The International Monetary Fund has cut its growth outlook for Canada for this year and says the global economy is "in a dangerous place."

"Global activity has weakened and become more uneven, confidence has fallen sharply recently, and downside risks are growing," the IMF said in the September edition of its world outlook.

The IMF reduced its 2011 growth forecast for Canada to 2.1 per cent, down by 0.8 of a percentage point from its June 2011 outlook. For 2012, growth in Canada expected to slow to 1.9 per cent, down by 0.7 of a percentage point from the IMF's summer outlook.

The cut to the Canadian outlook came as the IMF chopped its growth forecast for the world's advanced economies — which include the United States, the eurozone area and Japan — to an "anemic" 1.6 per cent this year from an earlier prediction of 2.2 per cent.

The IMF said strong and co-ordinated action is needed to avert "a decade of lost growth in the advanced economies."

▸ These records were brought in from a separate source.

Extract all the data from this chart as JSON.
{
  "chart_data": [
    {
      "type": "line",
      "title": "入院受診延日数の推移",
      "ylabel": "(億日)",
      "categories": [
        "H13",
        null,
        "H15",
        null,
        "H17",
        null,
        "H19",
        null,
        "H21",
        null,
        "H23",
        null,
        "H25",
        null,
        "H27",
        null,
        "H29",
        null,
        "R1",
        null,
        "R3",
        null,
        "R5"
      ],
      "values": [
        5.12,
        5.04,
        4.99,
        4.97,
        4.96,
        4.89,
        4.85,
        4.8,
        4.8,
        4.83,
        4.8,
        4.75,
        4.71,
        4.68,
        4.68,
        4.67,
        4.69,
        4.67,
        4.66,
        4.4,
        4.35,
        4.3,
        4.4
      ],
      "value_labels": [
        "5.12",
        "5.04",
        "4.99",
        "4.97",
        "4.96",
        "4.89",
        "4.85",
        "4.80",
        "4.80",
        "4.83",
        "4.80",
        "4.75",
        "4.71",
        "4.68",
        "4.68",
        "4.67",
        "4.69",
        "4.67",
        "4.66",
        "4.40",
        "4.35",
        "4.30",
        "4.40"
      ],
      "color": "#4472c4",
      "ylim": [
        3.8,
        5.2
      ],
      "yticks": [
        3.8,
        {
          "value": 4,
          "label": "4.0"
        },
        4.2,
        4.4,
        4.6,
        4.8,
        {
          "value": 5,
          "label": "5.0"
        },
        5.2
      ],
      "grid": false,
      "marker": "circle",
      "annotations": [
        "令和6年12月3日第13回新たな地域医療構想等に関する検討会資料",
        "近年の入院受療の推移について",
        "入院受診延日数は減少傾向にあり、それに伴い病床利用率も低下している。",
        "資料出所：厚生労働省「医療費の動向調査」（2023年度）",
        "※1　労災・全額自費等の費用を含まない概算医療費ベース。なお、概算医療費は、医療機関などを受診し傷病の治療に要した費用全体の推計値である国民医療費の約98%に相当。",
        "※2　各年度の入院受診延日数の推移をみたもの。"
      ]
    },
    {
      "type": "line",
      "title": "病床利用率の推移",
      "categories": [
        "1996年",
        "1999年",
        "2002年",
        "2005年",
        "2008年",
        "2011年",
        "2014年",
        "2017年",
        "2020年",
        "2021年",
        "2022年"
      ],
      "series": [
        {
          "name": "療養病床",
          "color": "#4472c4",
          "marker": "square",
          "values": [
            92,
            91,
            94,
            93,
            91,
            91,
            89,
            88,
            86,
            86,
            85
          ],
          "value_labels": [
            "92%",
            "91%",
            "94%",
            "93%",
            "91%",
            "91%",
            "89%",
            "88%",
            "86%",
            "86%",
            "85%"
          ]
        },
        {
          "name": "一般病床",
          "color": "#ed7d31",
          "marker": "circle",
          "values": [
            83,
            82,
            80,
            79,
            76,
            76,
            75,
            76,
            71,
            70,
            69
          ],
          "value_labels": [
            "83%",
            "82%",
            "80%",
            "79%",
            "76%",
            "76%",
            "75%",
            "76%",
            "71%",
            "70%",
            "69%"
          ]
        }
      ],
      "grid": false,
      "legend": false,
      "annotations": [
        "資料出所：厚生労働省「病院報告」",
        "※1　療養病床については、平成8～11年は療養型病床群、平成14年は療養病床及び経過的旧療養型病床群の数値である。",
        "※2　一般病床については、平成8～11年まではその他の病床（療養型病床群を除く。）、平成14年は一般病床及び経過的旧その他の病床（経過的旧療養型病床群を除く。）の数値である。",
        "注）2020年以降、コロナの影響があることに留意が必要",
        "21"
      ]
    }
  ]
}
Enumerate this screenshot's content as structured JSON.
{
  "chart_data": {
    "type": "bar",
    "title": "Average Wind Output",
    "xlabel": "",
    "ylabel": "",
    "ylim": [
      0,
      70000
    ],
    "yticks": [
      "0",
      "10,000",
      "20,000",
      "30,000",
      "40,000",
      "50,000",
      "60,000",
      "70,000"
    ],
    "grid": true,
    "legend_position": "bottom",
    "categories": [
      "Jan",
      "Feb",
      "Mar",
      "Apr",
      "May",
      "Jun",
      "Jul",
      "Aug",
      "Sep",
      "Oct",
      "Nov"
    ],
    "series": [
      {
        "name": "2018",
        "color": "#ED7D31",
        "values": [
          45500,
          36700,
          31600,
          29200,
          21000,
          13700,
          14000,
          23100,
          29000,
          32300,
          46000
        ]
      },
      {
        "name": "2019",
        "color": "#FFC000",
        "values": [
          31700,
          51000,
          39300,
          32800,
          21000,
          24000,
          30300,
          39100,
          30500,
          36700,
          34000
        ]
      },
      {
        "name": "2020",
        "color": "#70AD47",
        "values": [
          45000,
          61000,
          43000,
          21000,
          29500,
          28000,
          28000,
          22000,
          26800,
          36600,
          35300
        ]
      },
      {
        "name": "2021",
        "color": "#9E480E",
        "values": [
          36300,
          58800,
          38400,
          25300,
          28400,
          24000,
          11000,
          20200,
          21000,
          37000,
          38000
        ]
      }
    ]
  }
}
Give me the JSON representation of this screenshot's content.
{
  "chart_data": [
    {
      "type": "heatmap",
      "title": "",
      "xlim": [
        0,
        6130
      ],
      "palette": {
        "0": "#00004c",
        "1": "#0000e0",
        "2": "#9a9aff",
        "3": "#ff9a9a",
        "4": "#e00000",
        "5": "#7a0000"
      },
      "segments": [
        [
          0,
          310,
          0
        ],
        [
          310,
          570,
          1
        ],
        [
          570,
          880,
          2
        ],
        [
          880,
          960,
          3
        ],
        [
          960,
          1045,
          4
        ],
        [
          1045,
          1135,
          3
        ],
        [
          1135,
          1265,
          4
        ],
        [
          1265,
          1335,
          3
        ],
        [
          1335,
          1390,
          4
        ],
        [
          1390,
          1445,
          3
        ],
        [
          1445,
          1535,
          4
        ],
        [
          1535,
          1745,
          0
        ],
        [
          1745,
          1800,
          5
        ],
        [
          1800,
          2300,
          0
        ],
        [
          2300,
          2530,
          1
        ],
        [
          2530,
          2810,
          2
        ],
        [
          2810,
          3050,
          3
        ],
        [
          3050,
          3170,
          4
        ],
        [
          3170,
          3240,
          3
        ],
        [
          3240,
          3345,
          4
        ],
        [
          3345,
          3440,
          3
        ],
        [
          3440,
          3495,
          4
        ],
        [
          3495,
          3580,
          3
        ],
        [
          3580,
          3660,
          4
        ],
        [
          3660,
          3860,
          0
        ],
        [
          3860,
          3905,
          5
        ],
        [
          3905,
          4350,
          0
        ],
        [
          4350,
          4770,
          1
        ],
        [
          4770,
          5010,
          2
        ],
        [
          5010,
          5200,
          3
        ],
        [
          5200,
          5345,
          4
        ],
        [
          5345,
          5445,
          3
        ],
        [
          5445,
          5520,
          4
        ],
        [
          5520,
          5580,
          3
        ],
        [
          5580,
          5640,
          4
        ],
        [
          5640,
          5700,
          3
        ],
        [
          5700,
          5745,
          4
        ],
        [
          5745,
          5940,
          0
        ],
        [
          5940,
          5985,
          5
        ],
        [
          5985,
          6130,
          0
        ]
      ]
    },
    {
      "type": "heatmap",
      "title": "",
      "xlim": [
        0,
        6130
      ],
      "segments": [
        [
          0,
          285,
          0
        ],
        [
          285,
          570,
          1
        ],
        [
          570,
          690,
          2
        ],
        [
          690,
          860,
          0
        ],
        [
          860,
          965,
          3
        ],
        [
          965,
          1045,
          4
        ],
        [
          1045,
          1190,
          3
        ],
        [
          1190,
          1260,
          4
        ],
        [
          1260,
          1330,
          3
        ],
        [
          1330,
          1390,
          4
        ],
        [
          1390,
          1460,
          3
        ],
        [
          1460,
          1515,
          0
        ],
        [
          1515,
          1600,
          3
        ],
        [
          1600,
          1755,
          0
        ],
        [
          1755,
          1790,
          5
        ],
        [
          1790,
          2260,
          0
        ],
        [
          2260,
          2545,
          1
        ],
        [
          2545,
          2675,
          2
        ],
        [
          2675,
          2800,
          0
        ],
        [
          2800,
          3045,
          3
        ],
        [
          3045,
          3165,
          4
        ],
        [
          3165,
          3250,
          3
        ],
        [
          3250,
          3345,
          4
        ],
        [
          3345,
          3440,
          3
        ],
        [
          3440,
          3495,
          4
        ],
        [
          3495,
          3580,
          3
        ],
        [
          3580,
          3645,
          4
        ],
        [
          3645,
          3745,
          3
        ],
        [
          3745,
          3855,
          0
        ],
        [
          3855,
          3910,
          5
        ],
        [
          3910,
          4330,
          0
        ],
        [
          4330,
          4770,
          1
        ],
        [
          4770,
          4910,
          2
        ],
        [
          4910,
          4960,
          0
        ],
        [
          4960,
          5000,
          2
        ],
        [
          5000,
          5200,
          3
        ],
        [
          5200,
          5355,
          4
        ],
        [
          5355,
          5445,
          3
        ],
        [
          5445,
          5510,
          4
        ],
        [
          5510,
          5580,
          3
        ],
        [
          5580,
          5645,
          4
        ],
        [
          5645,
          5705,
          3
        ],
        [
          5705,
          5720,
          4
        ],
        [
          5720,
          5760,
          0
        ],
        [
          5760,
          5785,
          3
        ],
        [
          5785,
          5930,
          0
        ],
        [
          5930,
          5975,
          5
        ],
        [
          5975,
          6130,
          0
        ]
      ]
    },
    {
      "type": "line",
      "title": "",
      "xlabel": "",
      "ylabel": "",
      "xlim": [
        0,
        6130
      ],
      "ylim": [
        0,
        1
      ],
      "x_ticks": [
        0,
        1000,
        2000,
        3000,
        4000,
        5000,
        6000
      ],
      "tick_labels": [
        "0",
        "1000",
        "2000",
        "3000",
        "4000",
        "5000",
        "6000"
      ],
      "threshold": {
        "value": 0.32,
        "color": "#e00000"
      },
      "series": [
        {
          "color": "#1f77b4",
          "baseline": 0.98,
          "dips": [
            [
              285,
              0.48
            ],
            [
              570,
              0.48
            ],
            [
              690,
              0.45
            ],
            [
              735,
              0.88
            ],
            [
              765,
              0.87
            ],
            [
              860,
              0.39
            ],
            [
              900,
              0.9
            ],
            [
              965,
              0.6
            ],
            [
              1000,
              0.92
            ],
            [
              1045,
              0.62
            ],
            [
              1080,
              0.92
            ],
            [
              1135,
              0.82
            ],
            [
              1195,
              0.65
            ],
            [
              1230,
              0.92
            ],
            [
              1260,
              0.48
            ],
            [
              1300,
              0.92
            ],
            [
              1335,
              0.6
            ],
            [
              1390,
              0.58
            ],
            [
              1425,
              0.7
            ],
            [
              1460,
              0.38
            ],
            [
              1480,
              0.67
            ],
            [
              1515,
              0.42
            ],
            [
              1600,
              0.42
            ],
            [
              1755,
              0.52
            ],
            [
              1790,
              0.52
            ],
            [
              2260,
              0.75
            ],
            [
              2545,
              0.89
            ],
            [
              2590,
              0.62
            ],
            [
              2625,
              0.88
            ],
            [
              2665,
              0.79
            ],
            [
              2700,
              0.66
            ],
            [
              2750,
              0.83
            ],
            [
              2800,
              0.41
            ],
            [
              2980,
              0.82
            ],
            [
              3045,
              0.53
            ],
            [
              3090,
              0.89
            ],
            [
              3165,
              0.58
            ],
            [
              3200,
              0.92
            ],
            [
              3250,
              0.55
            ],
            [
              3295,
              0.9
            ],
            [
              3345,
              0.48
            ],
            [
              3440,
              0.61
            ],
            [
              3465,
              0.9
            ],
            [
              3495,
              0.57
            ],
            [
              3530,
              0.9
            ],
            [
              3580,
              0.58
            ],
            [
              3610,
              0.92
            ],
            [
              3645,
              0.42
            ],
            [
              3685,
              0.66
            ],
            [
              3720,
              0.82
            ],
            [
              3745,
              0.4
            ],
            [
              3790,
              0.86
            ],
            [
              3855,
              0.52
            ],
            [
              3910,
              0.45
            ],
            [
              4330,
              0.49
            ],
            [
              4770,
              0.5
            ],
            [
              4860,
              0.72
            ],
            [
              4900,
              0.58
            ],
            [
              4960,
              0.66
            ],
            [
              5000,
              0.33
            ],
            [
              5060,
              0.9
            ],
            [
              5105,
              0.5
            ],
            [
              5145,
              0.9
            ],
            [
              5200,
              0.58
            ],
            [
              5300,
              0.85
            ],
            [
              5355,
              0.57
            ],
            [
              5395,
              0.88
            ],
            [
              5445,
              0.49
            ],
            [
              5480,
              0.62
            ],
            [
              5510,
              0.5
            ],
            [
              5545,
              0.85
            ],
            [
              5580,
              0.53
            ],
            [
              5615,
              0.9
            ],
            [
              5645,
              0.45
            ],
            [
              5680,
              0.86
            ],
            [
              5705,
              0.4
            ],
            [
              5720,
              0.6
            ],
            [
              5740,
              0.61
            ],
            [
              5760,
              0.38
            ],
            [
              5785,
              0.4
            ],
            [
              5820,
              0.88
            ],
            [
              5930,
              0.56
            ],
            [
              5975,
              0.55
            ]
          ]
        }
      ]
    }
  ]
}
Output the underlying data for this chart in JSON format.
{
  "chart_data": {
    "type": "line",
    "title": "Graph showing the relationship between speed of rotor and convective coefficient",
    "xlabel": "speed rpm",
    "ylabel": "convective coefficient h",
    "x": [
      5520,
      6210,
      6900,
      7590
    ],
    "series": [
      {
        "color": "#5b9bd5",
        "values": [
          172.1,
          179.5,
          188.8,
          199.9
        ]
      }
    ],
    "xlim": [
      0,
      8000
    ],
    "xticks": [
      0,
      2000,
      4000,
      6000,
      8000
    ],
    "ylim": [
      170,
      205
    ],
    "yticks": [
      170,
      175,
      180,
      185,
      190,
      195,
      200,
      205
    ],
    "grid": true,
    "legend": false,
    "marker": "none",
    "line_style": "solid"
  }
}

"Strong policies are urgently needed to improve the outlook and to reduce the risks," said IMF chief economist Olivier Blanchard. "Only if governments move decisively on fiscal policy, financial repairs, and external rebalancing, can we hope for stronger and more robust recovery."

Growth in emerging and developing economies is expected to remain strong, though weaker than forecast earlier.

The Chinese economy is expected to grow by 9.5 per cent this year and by 9.0 per cent in 2012, while the Indian economy is seen growing by 7.8 per cent for 2011 and 7.5 per cent the following year.